Review and metaanalysis of the frequency of familial dilated cardiomyopathy.

机构信息

Department of Internal Medicine, Cardiology, Heart Surgery and Immunological Sciences, University Federico II of Naples, Italy.

出版信息

Am J Cardiol. 2011 Oct 15;108(8):1171-6. doi: 10.1016/j.amjcard.2011.06.022. Epub 2011 Jul 26.

Abstract

Several studies have investigated the frequency of familial dilated cardiomyopathy (FDC). However, no systematic review and meta-analysis on this topic are available. Therefore, using the PubMed, MEDLINE, Cochrane, and the ISI Web of Science databases, relevant reports published through December 2010 were identified. For the summation of prevalence findings, prevalence point estimates and 95% confidence intervals were computed using the logit transformation formula.

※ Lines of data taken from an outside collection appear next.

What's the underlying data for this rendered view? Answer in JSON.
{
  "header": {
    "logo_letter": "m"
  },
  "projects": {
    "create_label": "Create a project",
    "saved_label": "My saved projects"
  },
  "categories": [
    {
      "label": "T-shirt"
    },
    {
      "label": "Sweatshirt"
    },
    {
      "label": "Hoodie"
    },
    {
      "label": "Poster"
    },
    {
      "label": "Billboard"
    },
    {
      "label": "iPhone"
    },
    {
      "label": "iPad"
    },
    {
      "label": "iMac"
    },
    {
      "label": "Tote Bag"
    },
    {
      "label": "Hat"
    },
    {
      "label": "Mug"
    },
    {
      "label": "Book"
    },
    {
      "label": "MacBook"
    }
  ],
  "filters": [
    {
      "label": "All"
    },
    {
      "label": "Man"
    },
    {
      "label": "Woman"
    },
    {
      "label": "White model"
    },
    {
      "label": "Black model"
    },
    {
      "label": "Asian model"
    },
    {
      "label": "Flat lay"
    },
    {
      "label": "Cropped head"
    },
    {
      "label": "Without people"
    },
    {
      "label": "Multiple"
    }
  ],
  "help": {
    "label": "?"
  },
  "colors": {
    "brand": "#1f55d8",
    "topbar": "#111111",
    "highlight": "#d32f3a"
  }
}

An aggregate estimate of clinically confirmed FDC of 23% (95% confidence interval 0.17 to 0.31) was found. However, the prevalence rates reported across these studies varied widely, ranging from 2% to 65%, and the analysis showed very high heterogeneity (Q = 295, p <0.001, I(2) = 93%). Meta-regression analysis between logit event rate and year of publication explained 23% of between-study variance (p <0.05). Cumulative meta-analysis confirmed the influence of year of publication on the reported prevalence of FDC among the different studies. However, most of the observed heterogeneity may be explained by the fact that the various studies used different preselected criteria for the diagnosis of FDC. In conclusion, data obtained from trials performed using standardized criteria are needed to better define the true prevalence of FDC.

摘要

已有几项研究调查了家族性扩张型心肌病(FDC)的频率。然而,目前尚无关于该主题的系统评价和荟萃分析。因此,我们使用 PubMed、MEDLINE、Cochrane 和 ISI Web of Science 数据库,检索了截至 2010 年 12 月发表的相关报告。对于患病率发现的汇总,使用对数转换公式计算患病率点估计值和 95%置信区间。发现临床确诊的 FDC 的总体估计值为 23%(95%置信区间为 0.17 至 0.31)。然而,这些研究报告的患病率差异很大,范围从 2%至 65%,分析显示异质性非常高(Q=295,p<0.001,I²=93%)。对数事件率与出版年份之间的元回归分析解释了研究间变异的 23%(p<0.05)。累积荟萃分析证实了出版年份对不同研究中报告的 FDC 患病率的影响。然而,大多数观察到的异质性可能归因于这样一个事实,即各种研究使用不同的预先选择的标准来诊断 FDC。总之,需要使用标准化标准进行的试验获得的数据来更好地定义 FDC 的真实患病率。